Kraft opens £17m research base at Cadbury in Birmingham
A new research and development facility has been officially opened at the home of Cadbury in Birmingham.
Owners Kraft Foods unveiled its Global Centre of Excellence for Chocolate Research and Development in Bournville.
The £17m centre, opened by the science minister David Willetts, is set to create 54 new jobs and will feature innovation labs, a pilot plant and a kitchen for experimentation.
In December, it emerged that Kraft was to cut 200 jobs at three Cadbury sites.
The food giant, which bought Cadbury for £11.5bn in 2010, said the funding would allow Bournville to build on its heritage, develop new products and test consumer tastes.
Tony Bilsborough, from Cadbury, said: "When George and Richard Cadbury opened Bournville back in the 1870s, it wasn't simply a factory that made chocolate, it also invented some of the great names we know today.
"So it's wonderful to be here in 2012, celebrating innovation; research and development.
"We're back at the heart of what makes this company great."
Professor David Bailey, from Coventry University's Business School, said: "I think it is important in terms of new high quality jobs.
"But more importantly, I think it's about securing the Bournville plant in the medium term.
"I still have fears for the long term given the Kraft takeover and how they've behaved in the past with companies."

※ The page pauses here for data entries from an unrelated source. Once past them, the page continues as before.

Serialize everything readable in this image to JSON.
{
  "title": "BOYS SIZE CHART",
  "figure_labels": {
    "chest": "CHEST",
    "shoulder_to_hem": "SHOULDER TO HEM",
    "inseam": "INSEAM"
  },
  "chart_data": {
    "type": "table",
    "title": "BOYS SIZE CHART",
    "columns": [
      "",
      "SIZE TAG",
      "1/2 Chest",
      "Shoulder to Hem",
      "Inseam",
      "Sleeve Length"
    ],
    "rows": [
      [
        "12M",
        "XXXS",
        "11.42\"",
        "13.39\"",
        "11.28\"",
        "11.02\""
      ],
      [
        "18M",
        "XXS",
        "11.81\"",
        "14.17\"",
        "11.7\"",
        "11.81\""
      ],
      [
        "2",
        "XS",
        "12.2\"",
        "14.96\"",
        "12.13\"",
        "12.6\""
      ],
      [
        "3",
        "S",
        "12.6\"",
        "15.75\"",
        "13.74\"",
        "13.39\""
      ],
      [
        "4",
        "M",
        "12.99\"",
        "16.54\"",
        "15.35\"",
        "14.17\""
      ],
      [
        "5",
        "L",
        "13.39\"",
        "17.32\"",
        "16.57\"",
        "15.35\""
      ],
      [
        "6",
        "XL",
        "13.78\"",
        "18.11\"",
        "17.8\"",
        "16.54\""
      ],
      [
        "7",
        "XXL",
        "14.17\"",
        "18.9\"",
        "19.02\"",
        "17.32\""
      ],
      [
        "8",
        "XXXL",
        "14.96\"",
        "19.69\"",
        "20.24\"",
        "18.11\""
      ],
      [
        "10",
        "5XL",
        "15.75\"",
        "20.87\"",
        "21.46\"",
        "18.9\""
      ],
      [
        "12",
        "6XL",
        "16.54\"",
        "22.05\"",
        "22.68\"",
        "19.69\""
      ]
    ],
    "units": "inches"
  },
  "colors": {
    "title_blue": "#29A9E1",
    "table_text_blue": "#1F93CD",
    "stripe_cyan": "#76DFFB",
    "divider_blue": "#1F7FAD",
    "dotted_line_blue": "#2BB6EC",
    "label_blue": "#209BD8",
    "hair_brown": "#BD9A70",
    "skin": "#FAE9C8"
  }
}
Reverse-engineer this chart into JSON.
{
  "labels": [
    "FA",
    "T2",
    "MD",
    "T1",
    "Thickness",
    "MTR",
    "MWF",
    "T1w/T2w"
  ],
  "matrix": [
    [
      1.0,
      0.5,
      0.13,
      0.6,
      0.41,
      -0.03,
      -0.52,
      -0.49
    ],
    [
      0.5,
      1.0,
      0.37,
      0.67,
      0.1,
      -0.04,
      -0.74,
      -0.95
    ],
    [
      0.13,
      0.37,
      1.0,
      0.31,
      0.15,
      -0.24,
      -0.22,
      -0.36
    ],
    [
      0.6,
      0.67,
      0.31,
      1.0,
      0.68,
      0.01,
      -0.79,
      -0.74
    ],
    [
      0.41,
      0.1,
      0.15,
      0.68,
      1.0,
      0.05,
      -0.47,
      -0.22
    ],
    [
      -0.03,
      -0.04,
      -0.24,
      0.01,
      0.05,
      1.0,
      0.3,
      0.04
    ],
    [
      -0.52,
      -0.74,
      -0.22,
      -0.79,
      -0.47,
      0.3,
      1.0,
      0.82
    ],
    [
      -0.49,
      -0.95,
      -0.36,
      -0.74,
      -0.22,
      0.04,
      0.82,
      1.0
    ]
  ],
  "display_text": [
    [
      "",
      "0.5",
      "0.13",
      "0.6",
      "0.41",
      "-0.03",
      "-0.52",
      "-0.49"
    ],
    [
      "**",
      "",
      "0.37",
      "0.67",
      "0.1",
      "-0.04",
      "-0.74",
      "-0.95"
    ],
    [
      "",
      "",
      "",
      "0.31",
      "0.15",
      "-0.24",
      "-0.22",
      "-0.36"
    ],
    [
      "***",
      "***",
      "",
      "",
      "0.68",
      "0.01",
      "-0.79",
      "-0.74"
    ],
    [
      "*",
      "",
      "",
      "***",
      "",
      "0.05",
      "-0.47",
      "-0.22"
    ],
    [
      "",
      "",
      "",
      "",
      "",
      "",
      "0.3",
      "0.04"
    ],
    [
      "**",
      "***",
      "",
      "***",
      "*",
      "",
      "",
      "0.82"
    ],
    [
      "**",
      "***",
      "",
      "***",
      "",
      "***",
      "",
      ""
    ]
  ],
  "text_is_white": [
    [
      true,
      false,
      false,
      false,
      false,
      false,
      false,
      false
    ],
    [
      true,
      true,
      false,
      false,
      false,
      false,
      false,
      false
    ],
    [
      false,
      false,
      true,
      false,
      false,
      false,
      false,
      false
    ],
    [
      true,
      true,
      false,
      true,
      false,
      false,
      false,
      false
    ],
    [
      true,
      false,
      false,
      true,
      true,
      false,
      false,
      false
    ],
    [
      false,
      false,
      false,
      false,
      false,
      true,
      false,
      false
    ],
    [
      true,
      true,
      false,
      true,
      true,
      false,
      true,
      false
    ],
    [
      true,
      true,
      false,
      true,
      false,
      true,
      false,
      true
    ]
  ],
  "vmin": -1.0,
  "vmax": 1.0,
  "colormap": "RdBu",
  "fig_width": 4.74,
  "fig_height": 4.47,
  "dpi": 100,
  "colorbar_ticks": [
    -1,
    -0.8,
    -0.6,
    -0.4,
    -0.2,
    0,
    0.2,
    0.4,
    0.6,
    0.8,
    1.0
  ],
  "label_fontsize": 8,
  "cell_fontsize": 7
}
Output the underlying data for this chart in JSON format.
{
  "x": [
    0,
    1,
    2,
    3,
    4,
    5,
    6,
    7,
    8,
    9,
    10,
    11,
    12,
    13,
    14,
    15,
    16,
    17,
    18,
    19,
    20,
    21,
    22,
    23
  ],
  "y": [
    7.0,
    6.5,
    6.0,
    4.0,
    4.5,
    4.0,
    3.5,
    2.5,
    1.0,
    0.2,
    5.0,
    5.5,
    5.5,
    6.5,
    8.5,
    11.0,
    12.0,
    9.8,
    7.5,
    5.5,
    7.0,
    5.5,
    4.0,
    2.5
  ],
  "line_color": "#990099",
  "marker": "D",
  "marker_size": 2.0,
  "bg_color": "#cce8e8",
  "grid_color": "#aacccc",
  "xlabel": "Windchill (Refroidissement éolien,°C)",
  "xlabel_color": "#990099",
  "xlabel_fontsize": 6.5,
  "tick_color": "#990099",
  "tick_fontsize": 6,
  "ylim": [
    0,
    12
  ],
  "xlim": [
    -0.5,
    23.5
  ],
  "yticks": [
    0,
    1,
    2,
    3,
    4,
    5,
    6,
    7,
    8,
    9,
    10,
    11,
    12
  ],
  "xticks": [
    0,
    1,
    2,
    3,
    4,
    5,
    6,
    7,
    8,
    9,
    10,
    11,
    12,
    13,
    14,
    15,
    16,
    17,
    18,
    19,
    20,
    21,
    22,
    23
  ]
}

Despite planning to spend £50m on chocolate and biscuit making, the firm has said that 200 posts were to go in Bournville, Chirk in Wrexham, and Marlbrook in Herefordshire.
"We're trying to manage that through voluntary redundancy," added Mr Bilsborough.
The former Cadbury factory in Bristol was closed in January 2011, with the loss of 600 jobs.
Kraft's chocolate research centre was originally based in Munich, where the company developed products such as Milka and Toblerone.